UK paper accuses Shehbaz family of stealing quake victims’ aid money

LAHORE – A British newspaper on Sunday reported Pakistan Muslim League-Nawaz (PML-N) President Shehbaz Sharif and his family were involved in money laundering in England.

According to the report, published in Daily Mail Online, UK’s Department for International Development (DIFD) had given millions of pounds to former Punjab chief minister Shehbaz for the rehabilitation of earthquake victims. But, on the other hand, Shehbaz and his family were embezzled tens of millions of pounds of public money and laundering it to Britain, the alleged report claimed.

“After winning the election on a pledge to combat corruption, Khan set up a special team to deal with it, the Asset Recovery Unit, headed by a UK-educated barrister. They have examined a series of suspicious transactions running too many millions and shown that Shehbaz’s family’s assets grew enormously during the years he was in power,” the report further stated.
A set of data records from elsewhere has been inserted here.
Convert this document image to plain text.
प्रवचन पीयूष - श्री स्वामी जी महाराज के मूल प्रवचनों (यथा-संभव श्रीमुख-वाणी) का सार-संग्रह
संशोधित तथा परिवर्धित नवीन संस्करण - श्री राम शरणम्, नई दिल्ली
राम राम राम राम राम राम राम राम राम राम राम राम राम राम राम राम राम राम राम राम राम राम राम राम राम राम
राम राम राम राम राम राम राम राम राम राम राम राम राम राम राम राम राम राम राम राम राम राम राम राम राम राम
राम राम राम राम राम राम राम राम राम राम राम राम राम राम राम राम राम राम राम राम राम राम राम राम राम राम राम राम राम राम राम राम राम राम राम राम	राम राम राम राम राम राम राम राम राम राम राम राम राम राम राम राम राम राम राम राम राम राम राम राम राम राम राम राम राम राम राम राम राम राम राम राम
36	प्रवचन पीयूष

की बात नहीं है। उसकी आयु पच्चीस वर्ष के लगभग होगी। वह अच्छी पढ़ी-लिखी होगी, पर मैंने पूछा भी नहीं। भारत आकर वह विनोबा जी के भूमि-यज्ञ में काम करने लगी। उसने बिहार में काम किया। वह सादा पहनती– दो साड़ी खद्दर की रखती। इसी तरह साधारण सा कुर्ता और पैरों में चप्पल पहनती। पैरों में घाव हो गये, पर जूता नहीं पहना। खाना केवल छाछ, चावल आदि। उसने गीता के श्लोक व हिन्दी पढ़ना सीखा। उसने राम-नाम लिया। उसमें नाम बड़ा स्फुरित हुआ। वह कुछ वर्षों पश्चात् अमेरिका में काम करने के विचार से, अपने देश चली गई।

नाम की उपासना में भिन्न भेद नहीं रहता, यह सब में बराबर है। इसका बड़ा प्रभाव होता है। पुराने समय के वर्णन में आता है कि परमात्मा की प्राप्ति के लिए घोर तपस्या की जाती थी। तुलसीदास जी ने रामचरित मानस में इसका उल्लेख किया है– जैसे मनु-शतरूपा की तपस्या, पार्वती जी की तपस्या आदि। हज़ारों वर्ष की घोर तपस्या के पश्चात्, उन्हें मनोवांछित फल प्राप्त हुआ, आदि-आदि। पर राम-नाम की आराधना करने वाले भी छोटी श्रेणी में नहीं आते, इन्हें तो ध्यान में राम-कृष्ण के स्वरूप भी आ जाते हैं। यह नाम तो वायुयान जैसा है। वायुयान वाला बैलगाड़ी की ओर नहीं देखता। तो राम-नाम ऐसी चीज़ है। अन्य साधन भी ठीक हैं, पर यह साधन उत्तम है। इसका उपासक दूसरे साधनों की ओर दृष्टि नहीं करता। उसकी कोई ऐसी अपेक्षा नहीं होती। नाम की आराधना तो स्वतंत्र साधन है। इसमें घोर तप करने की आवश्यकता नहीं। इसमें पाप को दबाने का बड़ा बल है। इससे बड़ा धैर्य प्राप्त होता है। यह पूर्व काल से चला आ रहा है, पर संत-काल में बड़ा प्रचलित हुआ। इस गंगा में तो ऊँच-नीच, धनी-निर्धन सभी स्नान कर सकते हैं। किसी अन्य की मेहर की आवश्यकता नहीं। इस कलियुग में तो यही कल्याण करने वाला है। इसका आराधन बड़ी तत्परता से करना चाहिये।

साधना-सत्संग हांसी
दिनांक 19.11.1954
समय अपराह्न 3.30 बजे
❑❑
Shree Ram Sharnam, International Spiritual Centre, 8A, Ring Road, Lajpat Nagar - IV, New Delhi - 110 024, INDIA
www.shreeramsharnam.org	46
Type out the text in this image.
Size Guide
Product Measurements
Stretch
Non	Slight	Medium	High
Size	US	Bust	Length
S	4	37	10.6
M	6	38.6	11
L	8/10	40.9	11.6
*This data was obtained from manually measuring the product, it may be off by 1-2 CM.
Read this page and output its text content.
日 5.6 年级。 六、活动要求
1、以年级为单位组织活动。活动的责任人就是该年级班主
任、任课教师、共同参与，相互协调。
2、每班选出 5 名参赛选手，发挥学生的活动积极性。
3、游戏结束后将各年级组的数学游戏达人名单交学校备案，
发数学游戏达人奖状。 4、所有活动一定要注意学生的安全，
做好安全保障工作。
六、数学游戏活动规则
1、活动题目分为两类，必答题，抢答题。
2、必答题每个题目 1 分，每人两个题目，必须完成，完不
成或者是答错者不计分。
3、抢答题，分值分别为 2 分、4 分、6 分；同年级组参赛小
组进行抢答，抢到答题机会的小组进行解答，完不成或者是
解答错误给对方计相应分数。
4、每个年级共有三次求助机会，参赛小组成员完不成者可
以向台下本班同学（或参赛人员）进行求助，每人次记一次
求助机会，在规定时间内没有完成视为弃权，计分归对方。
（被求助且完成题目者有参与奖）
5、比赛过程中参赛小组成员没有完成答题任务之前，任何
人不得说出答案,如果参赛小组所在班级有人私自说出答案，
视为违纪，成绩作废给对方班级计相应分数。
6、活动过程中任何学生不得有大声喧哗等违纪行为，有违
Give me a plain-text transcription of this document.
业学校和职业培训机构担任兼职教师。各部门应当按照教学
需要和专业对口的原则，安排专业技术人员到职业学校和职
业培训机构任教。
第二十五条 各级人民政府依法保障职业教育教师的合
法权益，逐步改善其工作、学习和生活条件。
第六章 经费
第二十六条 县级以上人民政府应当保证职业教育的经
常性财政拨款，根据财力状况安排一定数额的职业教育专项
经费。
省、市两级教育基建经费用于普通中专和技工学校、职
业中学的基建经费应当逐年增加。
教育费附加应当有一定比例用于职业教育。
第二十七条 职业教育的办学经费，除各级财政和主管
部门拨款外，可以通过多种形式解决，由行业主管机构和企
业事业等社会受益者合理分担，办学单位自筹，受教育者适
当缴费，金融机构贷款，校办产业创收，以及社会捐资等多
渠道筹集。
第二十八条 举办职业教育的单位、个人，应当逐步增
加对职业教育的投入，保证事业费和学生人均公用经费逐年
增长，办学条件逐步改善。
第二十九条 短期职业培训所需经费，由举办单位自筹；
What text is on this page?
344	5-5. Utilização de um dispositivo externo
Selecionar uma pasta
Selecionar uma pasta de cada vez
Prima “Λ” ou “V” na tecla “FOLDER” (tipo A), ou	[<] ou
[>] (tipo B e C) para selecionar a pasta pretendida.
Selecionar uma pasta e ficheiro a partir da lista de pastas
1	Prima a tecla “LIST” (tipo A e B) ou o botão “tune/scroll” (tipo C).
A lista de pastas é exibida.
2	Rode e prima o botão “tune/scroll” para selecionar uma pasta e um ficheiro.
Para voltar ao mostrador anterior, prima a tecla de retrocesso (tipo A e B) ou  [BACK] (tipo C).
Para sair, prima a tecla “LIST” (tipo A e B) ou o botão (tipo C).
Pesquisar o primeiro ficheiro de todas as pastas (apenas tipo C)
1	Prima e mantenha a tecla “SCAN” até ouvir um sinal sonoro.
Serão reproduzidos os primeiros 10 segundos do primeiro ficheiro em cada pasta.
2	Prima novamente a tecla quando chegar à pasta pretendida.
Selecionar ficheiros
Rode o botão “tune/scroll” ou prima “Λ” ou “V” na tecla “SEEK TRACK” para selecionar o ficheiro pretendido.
The report further revealed, the Sharif family was worth just £150,000 in 2003, but by 2018 their total assets had grown to about £200 million. “Among other properties, Shehbaz owns a 53,000 sq ft palace in Lahore, which has its own large security force,” said the report.

According to the report, the family’s legitimate income sources could not account for their riches.

The money, the report said, was channelled from abroad – via several elaborate money-laundering schemes, in which Britain played a central role.

The report also claimed laundered payments were made to Shehbaz’s children, his wife and his son-in-law Ali Imran. But it added Shehbaz “was the principal beneficiary of this money-laundering enterprise, by way of spending, acquisition of properties and their expansion into palatial houses where he lived.”

The Mail on Sunday further revealed that according to the documents in its possession, Shehbaz’s son-in-law received about £1million from a fund established to rebuild the lives of earthquake victims – to which DFID gave £54 million from UK taxpayers.

“Investigators have launched inquiries into alleged thefts from DFID-funded schemes to give poor women cash to lift them out of poverty and to provide healthcare for rural families,” the report said.
Stolen millions were laundered in Birmingham and then allegedly transferred to Shehbaz’s family accounts by UK branches of banks including Barclays and HSBC, it added.

Self-confessed Birmingham money-launderer Aftab Mehmood told the Mail on Sunday that he had his accounts audited every three months by Her Majesty’s Revenue and Customs – who failed to notice anything was amiss, the report said.

The publication stated that Britain’s National Crime Agency was working closely with Pakistani investigators and Home Secretary Sajid Javid was discussing the possible extradition of members of Shehbaz’s family who have taken refuge in London.

The DFID has been running a £1.75 million project designed to ‘reduce the exposure to fraud and corruption’ of UK aid. Despite it being already vigilant, DFID admitted that, to date, it has referred just one individual to the Pakistani authorities for trying to steal UK funds.

Former International Development Secretary Priti Patel has demanded an enquiry be done into the corruption. Speaking to the Mail on Sunday, Patel said, ‘As someone who has served as Secretary of State at DFID, I find it shocking that British funds may have been abused, especially given the background of poverty in Pakistan which aid is meant to alleviate.”

Pakistan’s Earthquake Relief and Reconstruction Authority, set up after the devastating quake of 2005, received £54 million from DFID between then and 2012, both for immediate relief and long-term schemes to rebuild victims’ lives.

Ikram Naveed, the former finance director of ERRA, pleaded guilty and confessed last November to embezzling about £1.5 million from ERRA during the period DFID was funding it, of which he passed on almost £1 million to Ali Imran, Shahbaz’s son-in-law who is married to his daughter Rabia.

Shehbaz’s son Suleman has denied the allegations against him and his family and said they were the product of a ‘political witch-hunt’ ordered by PM Imran.

“No allegation has been proven. There is no evidence of kickbacks,” he said.

Former minister and senior PML-N leader Ahsan Iqbal termed the report a ‘pack of lies’ and ‘paid’. Talking to media, Iqbal said Daily Mail is not a reliable source of information and even Wikipedia does not cite the newspaper.